Den Hintergrund für die Forderung des FDP-Politikers bildet die kleine Anfrage der FDP-Fraktion (19/3792). Die Anfrage war an die Regierung gerichtet. Laut der Pressemitteilung des Bundestages vom 20.8.2018 wollten die Abgeordneten vor dem Hintergrund des Mediationsgesetzes von 2012, der Zertifizierte-Mediatoren-Ausbildungsverordnung von 2016 sowie dem Evaluationsbericht zum Mediationsgesetz von 2017 (18/13178) wissen, welche Maßnahmen sich die Bundesregierung überlegt hat, um die angestrebte Förderung der Mediation noch besser zu verwirklichen. Weiter fragen sie unter anderem, wie die Bundesregierung die Mediationslandschaft in Deutschland und die derzeitige Konstruktion der Mediationsförderung beurteilt und ob sie die Notwendigkeit der Schaffung einer staatlichen Prüfstelle für die Zertifizierung sieht1 .
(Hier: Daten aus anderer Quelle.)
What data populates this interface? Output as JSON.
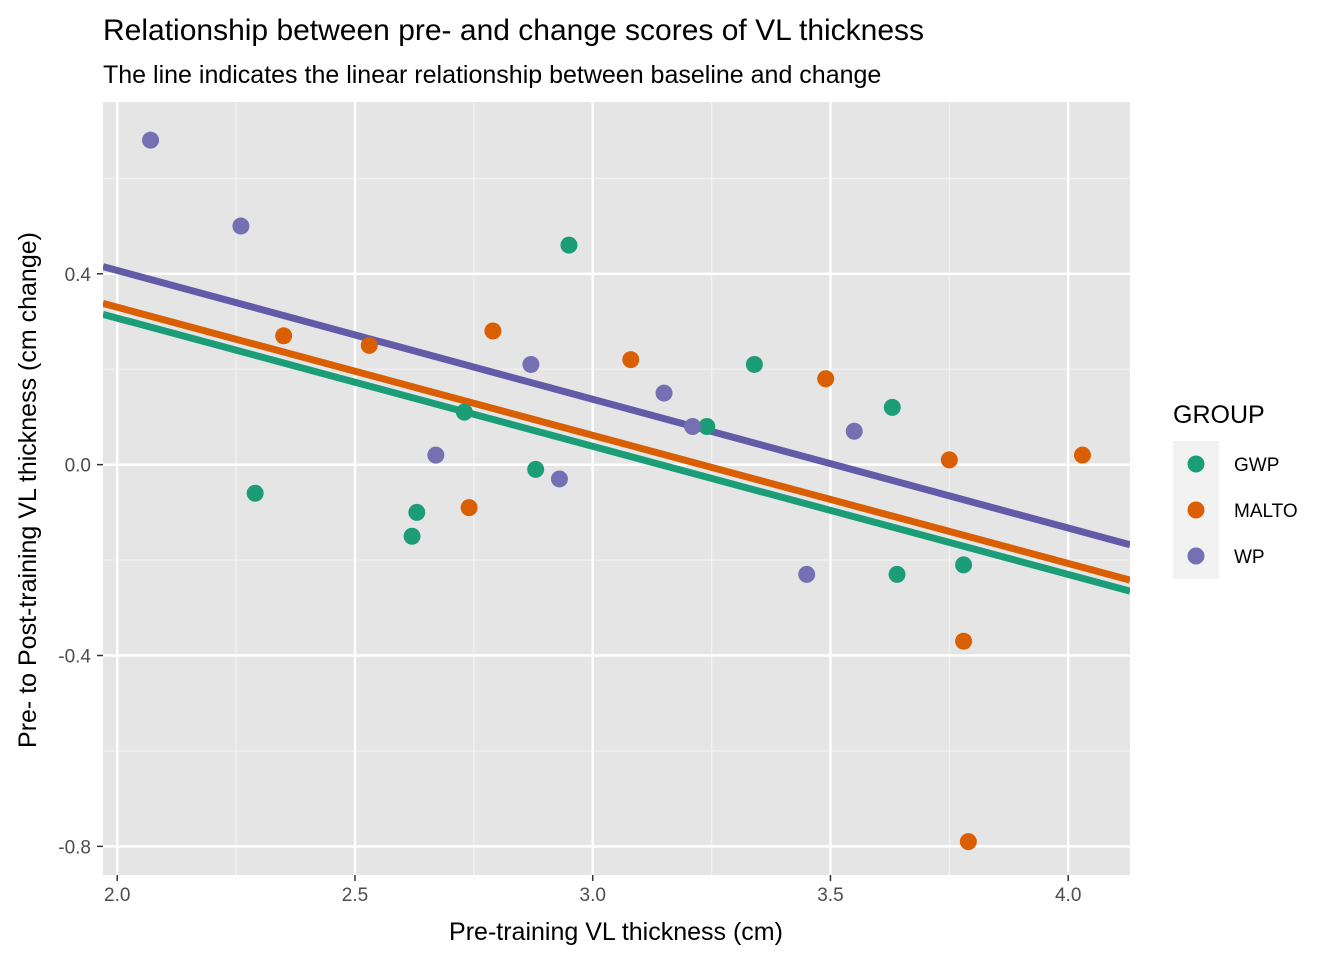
{
  "chart_data": {
    "type": "scatter",
    "title": "Relationship between pre- and change scores of VL thickness",
    "subtitle": "The line indicates the linear relationship between baseline and change",
    "xlabel": "Pre-training VL thickness (cm)",
    "ylabel": "Pre- to Post-training VL thickness (cm change)",
    "xlim": [
      1.97,
      4.13
    ],
    "ylim": [
      -0.86,
      0.76
    ],
    "x_ticks": [
      "2.0",
      "2.5",
      "3.0",
      "3.5",
      "4.0"
    ],
    "y_ticks": [
      "-0.8",
      "-0.4",
      "0.0",
      "0.4"
    ],
    "x_tick_values": [
      2.0,
      2.5,
      3.0,
      3.5,
      4.0
    ],
    "y_tick_values": [
      -0.8,
      -0.4,
      0.0,
      0.4
    ],
    "grid": true,
    "legend": {
      "title": "GROUP",
      "position": "right"
    },
    "series": [
      {
        "name": "GWP",
        "color": "#1b9e77",
        "points": [
          {
            "x": 2.29,
            "y": -0.06
          },
          {
            "x": 2.62,
            "y": -0.15
          },
          {
            "x": 2.63,
            "y": -0.1
          },
          {
            "x": 2.73,
            "y": 0.11
          },
          {
            "x": 2.88,
            "y": -0.01
          },
          {
            "x": 2.95,
            "y": 0.46
          },
          {
            "x": 3.24,
            "y": 0.08
          },
          {
            "x": 3.34,
            "y": 0.21
          },
          {
            "x": 3.63,
            "y": 0.12
          },
          {
            "x": 3.64,
            "y": -0.23
          },
          {
            "x": 3.78,
            "y": -0.21
          }
        ],
        "fit": [
          {
            "x": 1.97,
            "y": 0.315
          },
          {
            "x": 4.13,
            "y": -0.265
          }
        ]
      },
      {
        "name": "MALTO",
        "color": "#d95f02",
        "points": [
          {
            "x": 2.35,
            "y": 0.27
          },
          {
            "x": 2.53,
            "y": 0.25
          },
          {
            "x": 2.74,
            "y": -0.09
          },
          {
            "x": 2.79,
            "y": 0.28
          },
          {
            "x": 3.08,
            "y": 0.22
          },
          {
            "x": 3.49,
            "y": 0.18
          },
          {
            "x": 3.75,
            "y": 0.01
          },
          {
            "x": 3.78,
            "y": -0.37
          },
          {
            "x": 3.79,
            "y": -0.79
          },
          {
            "x": 4.03,
            "y": 0.02
          }
        ],
        "fit": [
          {
            "x": 1.97,
            "y": 0.338
          },
          {
            "x": 4.13,
            "y": -0.242
          }
        ]
      },
      {
        "name": "WP",
        "color": "#7570b3",
        "points": [
          {
            "x": 2.07,
            "y": 0.68
          },
          {
            "x": 2.26,
            "y": 0.5
          },
          {
            "x": 2.67,
            "y": 0.02
          },
          {
            "x": 2.87,
            "y": 0.21
          },
          {
            "x": 2.93,
            "y": -0.03
          },
          {
            "x": 3.15,
            "y": 0.15
          },
          {
            "x": 3.21,
            "y": 0.08
          },
          {
            "x": 3.45,
            "y": -0.23
          },
          {
            "x": 3.55,
            "y": 0.07
          }
        ],
        "fit": [
          {
            "x": 1.97,
            "y": 0.415
          },
          {
            "x": 4.13,
            "y": -0.168
          }
        ],
        "fit_color": "#625ca8"
      }
    ]
  }
}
Die Antwort kam prompt und auch die Reaktion darauf. Die Regierung soll geäußert haben, dass sie „eine frühzeitige konsensuale Beilegung von Konflikten ohne Inanspruchnahme der staatlichen Justiz insgesamt für eine sinnvolle Alternative zur gerichtlichen Konfliktlösung halte. Auch soll sie geäußert haben, dass das Bundesministerium der Justiz und für Verbraucherschutz derzeit prüfe, ob sich aufgrund des Evaluationsberichts gesetzgeberischer Handlungsbedarf ergibt und gegebenenfalls welche gesetzgeberischen Maßnahmen von der Bundesregierung vorgeschlagen werden sollten2 .

Roman Müller-Böhm meint daraufhin, dass die Bundesregierung auch ein Jahr nach dem Evaluationsbericht weder etwas unternommen habe, noch wisse sie, wie viele Mediatoren es überhaupt gebe. Ist es eine logische Schlussfolgerung, wenn er dann behauptet: „So bleiben Gerichte überlastet und die Verfahren werden immer länger"? Die Kausalität erschließt sich jedenfalls nicht ohne Weiteres.

Wer genau hinschaut, sieht wie sich die Mediation entwickelt. Dazu muss nicht die Regierung befragt werden. Laut dem Roland Rechtsreport wird die Bekanntheit der Mediation immer größer3 . Auch Studien belegen, dass die Nachfrage ständig steigt4 . Die Evaluierung hat bestätigt, dass der Titel Zertifizierter Mediator auf die Förderung der Mediation wenig Einfluss hat. Die Feststellung, dass die Zahl der Mediatoren nicht bekannt sei, klingt wie ein Vorwurf. Zwar wird keine offizielle Statistik geführt. Es gibt allerdings valide Schätzungen. Aber was helfen sie? Und was hilft der Ruf nach dem staatlichen Gewaltmonopol? Müller-Böhm führt aus2 :

„Wir brauchen dringend staatlich anerkannte Prüfstellen und keine Selbstzertifizierung“. Mediatoren leisteten einen wichtigen Beitrag zum Rechtssystem, aber der Staat müsse auch bei der Mediation sein Gewaltmonopol wahrnehmen. „Nur so gewährleisten wir dauerhafte Qualität und Sicherheit“


Jede begriffliche Verbindung von Mediation und Gewalt stimmt nachdenklich. Abgesehen davon widerspricht die Forderung der Evaluierung des Mediationsgesetzes. Wer genau hinschaut, wird auch bemerken, dass die oft erwähnte Selbstzertifizierung nicht mehr ist als die Verwendung eines Ausbildungszertifikats. Zertifizierter Mediator darf sich nur nennen, wer ein Zertifikat vorlegen kann, das den Anforderungen der ZMediatAusbV sowohl inhaltlich wie umfänglich entspricht. Wäre es keine Selbstzertifizierung mehr, wenn das Ausbildungszertifikat den Auszubildenden direkt zum Mediator ernennt statt nur eine den Titel allein bedingende Ausbildung zu bescheinigen?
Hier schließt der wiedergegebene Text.